As marketers, we live and breathe metrics, particularly those related to ROI. After all, a campaign is only as successful as the net profits it brings in for a company.
So I know that when the recent study from Tata Consulting Services found that 1 in 5 large consumer companies are actually losing money on social media many wondered: is social media marketing really producing results for clients or just sucking valuable resources?
This question is a complicated one. In fact, the study itself reveals that. Almost half – 44% of the respondents – aren’t even taking steps to measure social media’s value. And I’d argue that it’s likely that the 1 in 5 figure isn’t entirely accurate. (It should also be noted that twice as many respondents reported a positive ROI.)
The trouble is that social media is hard to measure, and we may not be measuring it in the right way. Current attribution models poorly represent the influence of social media on the buying or decision-making process.
The real influence of social media is hard to quantify, because there is an intangible effect that is more psychological than analytical. In a way, this is similar to more traditional forms of marketing, such as TV, radio, and magazine ads. After all, you can’t count the number of people who clipped out a magazine ad or purchased a soda after watching a TV ad. Instead, marketers look for “softer” correlations, in particular consumers’ attitude toward the brand.
Sure, it’s easy to tell who clicked through, reposted, or followed your social media, but this is incredibly reductive, short-shrifting the true value of social media which often boils down to influence. As a result, it’s likely that often attribution models give full credit to a later step in the decision-making process for a sale when social media surely played a role, often an important one.
Therein lies the issue, until we can accurately measure influence in our analytics tools, we are not going to know where to focus the dollars.
Attribution: A New Concept to Many Analytics Professionals
The entire concept of attribution may still be new to many analytics professionals. Online advertising methods like PPC have a more direct and easy-to-identify correlation between behavior and the conversion. A customer clicks through to a landing page and either converts or not.
It may also be, in part, because attribution models available to analytics professionals have been fairly limited historically, but that is changing with Google Analytics’ new custom Attribution Modeling Tool.
Now you can better track an individual’s path to conversion, even if it is made on multiple visits to your site. For instance, someone first gets to your site through a social media update, then later visits through an email campaign, and finally returns again directly to the site and makes a purchase.
Previously, you could choose to give full credit for the conversion to the First or Last Interaction, Last Non-Direct Click, or the Last AdWords Click. Or you could spread the credit (which, in most cases, is more accurate) in a Linear model, which gives each touchpoint equal weight; a Time Decay model, which gives more credit to actions taken closer to the conversion; or a Position Based model, which gives more credit to the first and last interaction.
Each of these models is limited in some way, which is why it can be valuable to compare different models when analyzing marketing efforts effectiveness, and also why the new Custom Models are so valuable.
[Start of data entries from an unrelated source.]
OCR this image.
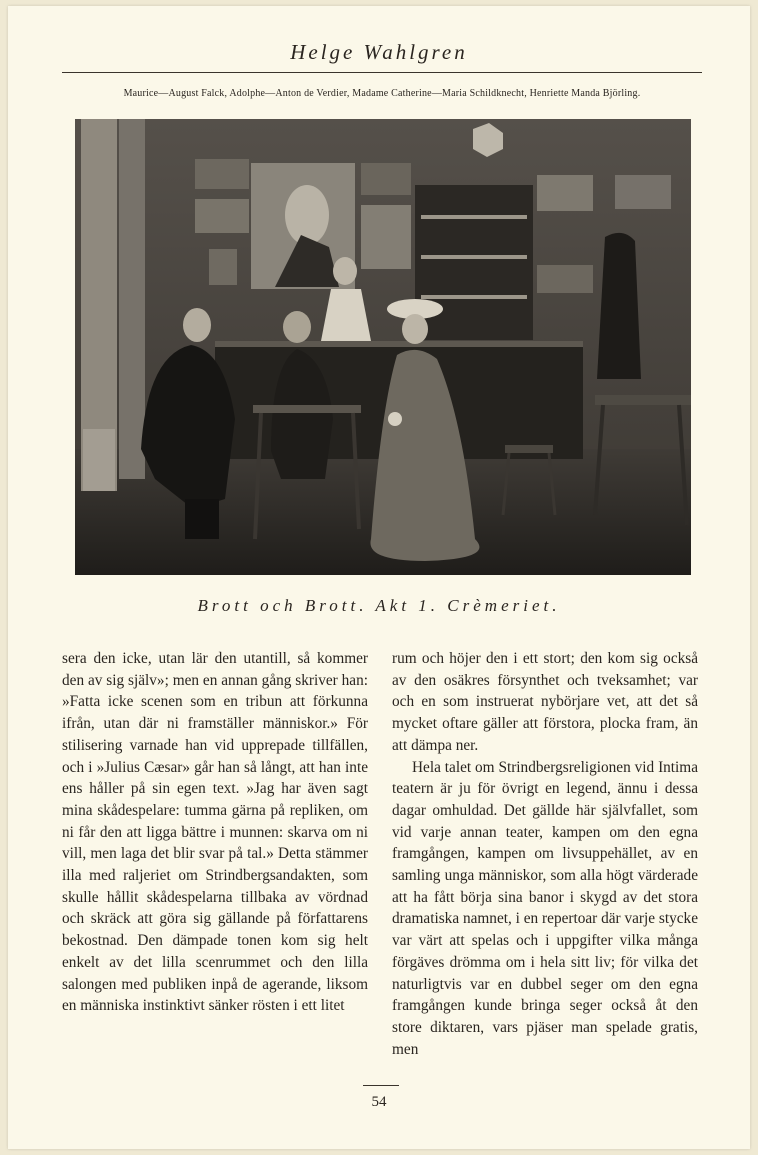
Helge Wahlgren
Maurice—August Falck, Adolphe—Anton de Verdier, Madame Catherine—Maria Schildknecht, Henriette Manda Björling.
Brott och Brott. Akt 1. Crèmeriet.

sera den icke, utan lär den utantill, så kommer den av sig själv»; men en annan gång skriver han: »Fatta icke scenen som en tribun att förkunna ifrån, utan där ni framställer människor.» För stilisering varnade han vid upprepade tillfällen, och i »Julius Cæsar» går han så långt, att han inte ens håller på sin egen text. »Jag har även sagt mina skådespelare: tumma gärna på repliken, om ni får den att ligga bättre i munnen: skarva om ni vill, men laga det blir svar på tal.» Detta stämmer illa med raljeriet om Strindbergsandakten, som skulle hållit skådespelarna tillbaka av vördnad och skräck att göra sig gällande på författarens bekostnad. Den dämpade tonen kom sig helt enkelt av det lilla scenrummet och den lilla salongen med publiken inpå de agerande, liksom en människa instinktivt sänker rösten i ett litet

rum och höjer den i ett stort; den kom sig också av den osäkres försynthet och tveksamhet; var och en som instruerat nybörjare vet, att det så mycket oftare gäller att förstora, plocka fram, än att dämpa ner.

Hela talet om Strindbergsreligionen vid Intima teatern är ju för övrigt en legend, ännu i dessa dagar omhuldad. Det gällde här självfallet, som vid varje annan teater, kampen om den egna framgången, kampen om livsuppehället, av en samling unga människor, som alla högt värderade att ha fått börja sina banor i skygd av det stora dramatiska namnet, i en repertoar där varje stycke var värt att spelas och i uppgifter vilka många förgäves drömma om i hela sitt liv; för vilka det naturligtvis var en dubbel seger om den egna framgången kunde bringa seger också åt den store diktaren, vars pjäser man spelade gratis, men

54
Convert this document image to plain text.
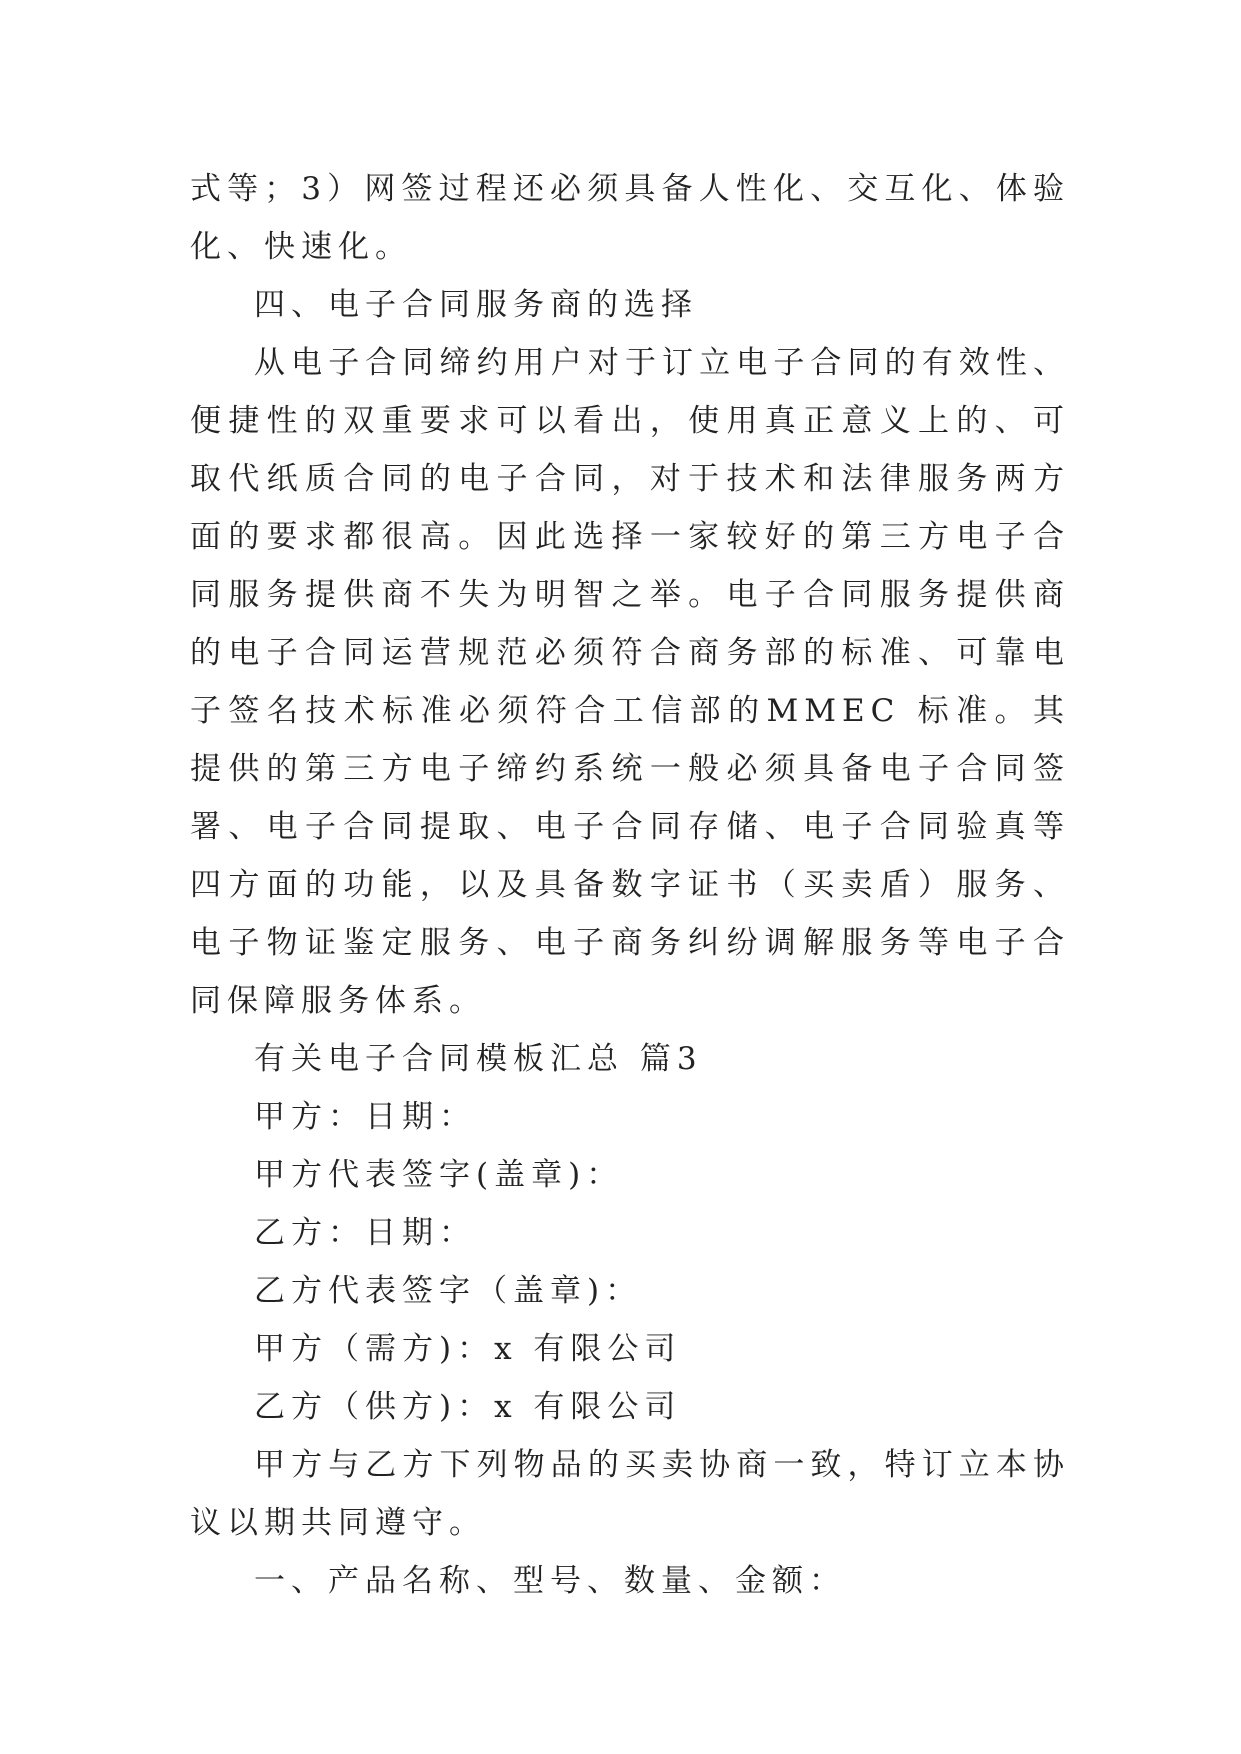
式等；3）网签过程还必须具备人性化、交互化、体验化、快速化。

四、电子合同服务商的选择

从电子合同缔约用户对于订立电子合同的有效性、便捷性的双重要求可以看出，使用真正意义上的、可取代纸质合同的电子合同，对于技术和法律服务两方面的要求都很高。因此选择一家较好的第三方电子合同服务提供商不失为明智之举。电子合同服务提供商的电子合同运营规范必须符合商务部的标准、可靠电子签名技术标准必须符合工信部的MMEC 标准。其提供的第三方电子缔约系统一般必须具备电子合同签署、电子合同提取、电子合同存储、电子合同验真等四方面的功能，以及具备数字证书（买卖盾）服务、电子物证鉴定服务、电子商务纠纷调解服务等电子合同保障服务体系。

有关电子合同模板汇总 篇3

甲方：日期：

甲方代表签字(盖章)：

乙方：日期：

乙方代表签字（盖章)：

甲方（需方)：x 有限公司

乙方（供方)：x 有限公司

甲方与乙方下列物品的买卖协商一致，特订立本协议以期共同遵守。

一、产品名称、型号、数量、金额：
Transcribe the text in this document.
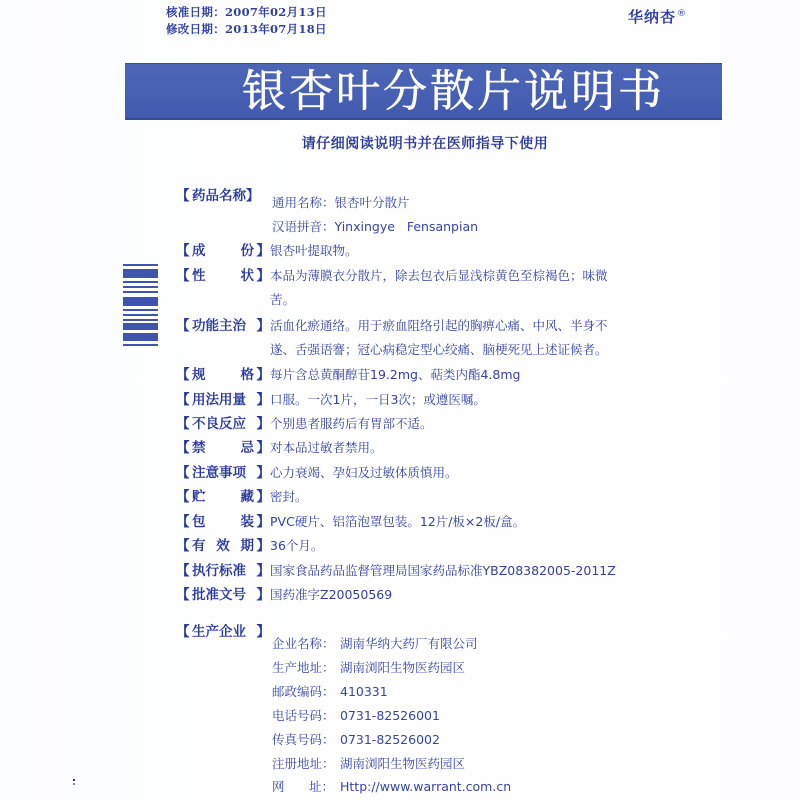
核准日期：2007年02月13日
修改日期：2013年07月18日
华纳杏®
银杏叶分散片说明书
请仔细阅读说明书并在医师指导下使用
【 药品名称 】 通用名称：银杏叶分散片
汉语拼音：Yinxingye   Fensanpian
【 成	份 】 银杏叶提取物。
【 性	状 】 本品为薄膜衣分散片，除去包衣后显浅棕黄色至棕褐色；味微
苦。
【 功能主治 】 活血化瘀通络。用于瘀血阻络引起的胸痹心痛、中风、半身不
遂、舌强语謇；冠心病稳定型心绞痛、脑梗死见上述证候者。
【 规	格 】 每片含总黄酮醇苷19.2mg、萜类内酯4.8mg
【 用法用量 】 口服。一次1片，一日3次；或遵医嘱。
【 不良反应 】 个别患者服药后有胃部不适。
【 禁	忌 】 对本品过敏者禁用。
【 注意事项 】 心力衰竭、孕妇及过敏体质慎用。
【 贮	藏 】 密封。
【 包	装 】 PVC硬片、铝箔泡罩包装。12片/板×2板/盒。
【 有 效 期 】 36个月。
【 执行标准 】 国家食品药品监督管理局国家药品标准YBZ08382005-2011Z
【 批准文号 】 国药准字Z20050569
【 生产企业 】
企业名称： 湖南华纳大药厂有限公司
生产地址： 湖南浏阳生物医药园区
邮政编码： 410331
电话号码： 0731-82526001
传真号码： 0731-82526002
注册地址： 湖南浏阳生物医药园区
网 址： Http://www.warrant.com.cn
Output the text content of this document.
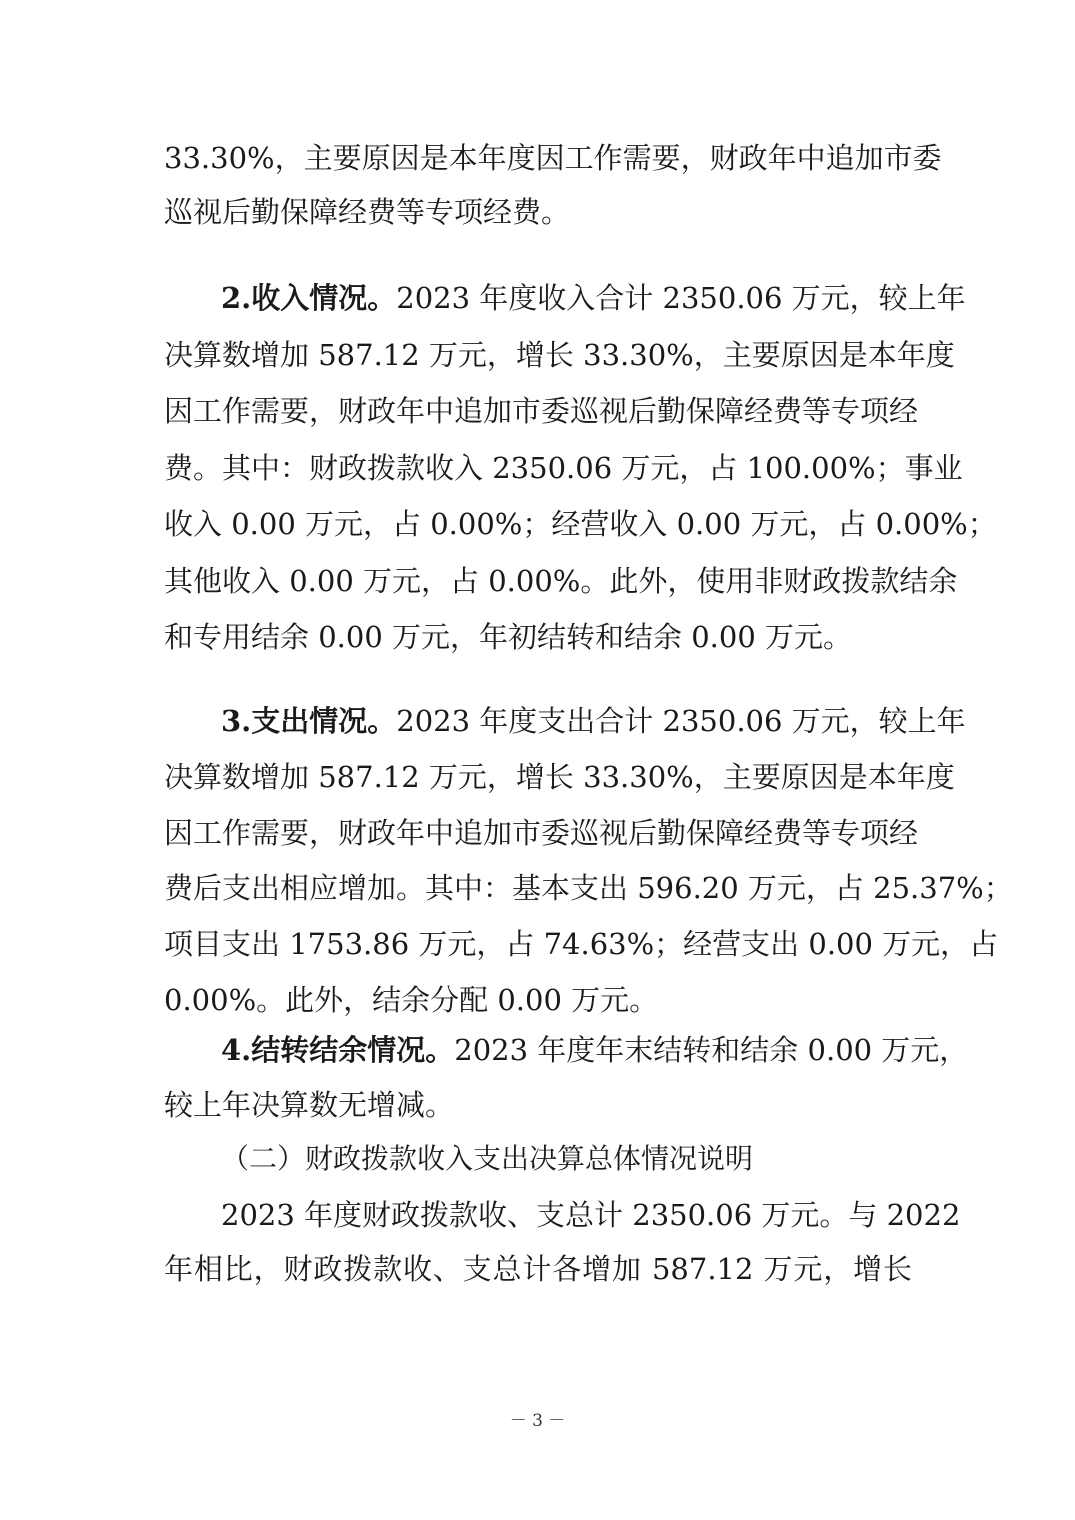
33.30%，主要原因是本年度因工作需要，财政年中追加市委
巡视后勤保障经费等专项经费。
2.收入情况。2023 年度收入合计 2350.06 万元，较上年
决算数增加 587.12 万元，增长 33.30%，主要原因是本年度
因工作需要，财政年中追加市委巡视后勤保障经费等专项经
费。其中：财政拨款收入 2350.06 万元，占 100.00%；事业
收入 0.00 万元，占 0.00%；经营收入 0.00 万元，占 0.00%；
其他收入 0.00 万元，占 0.00%。此外，使用非财政拨款结余
和专用结余 0.00 万元，年初结转和结余 0.00 万元。
3.支出情况。2023 年度支出合计 2350.06 万元，较上年
决算数增加 587.12 万元，增长 33.30%，主要原因是本年度
因工作需要，财政年中追加市委巡视后勤保障经费等专项经
费后支出相应增加。其中：基本支出 596.20 万元，占 25.37%；
项目支出 1753.86 万元，占 74.63%；经营支出 0.00 万元，占
0.00%。此外，结余分配 0.00 万元。
4.结转结余情况。2023 年度年末结转和结余 0.00 万元，
较上年决算数无增减。
（二）财政拨款收入支出决算总体情况说明
2023 年度财政拨款收、支总计 2350.06 万元。与 2022
年相比，财政拨款收、支总计各增加 587.12 万元，增长
－ 3 －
You can choose your set of rules, everything from how far back to look to the amount of credit you apply to the type or order of interactions. The new capability is incredibly complex, which allows analytics professionals to get an even more sophisticated look at what’s really happening and, from there, better allocate marketing dollars.
Of course, even this doesn’t tell the complete picture, particularly about social media, since a truly successful campaign can impact a buyers’ decision-making process without a clickthrough ever taking place directly from the social media account and drive word-of-mouth marketing offline.
So before you throw out your social media marketing strategy because the numbers don’t add up, make sure that you know what you’re really giving up. The value may be more than numerical.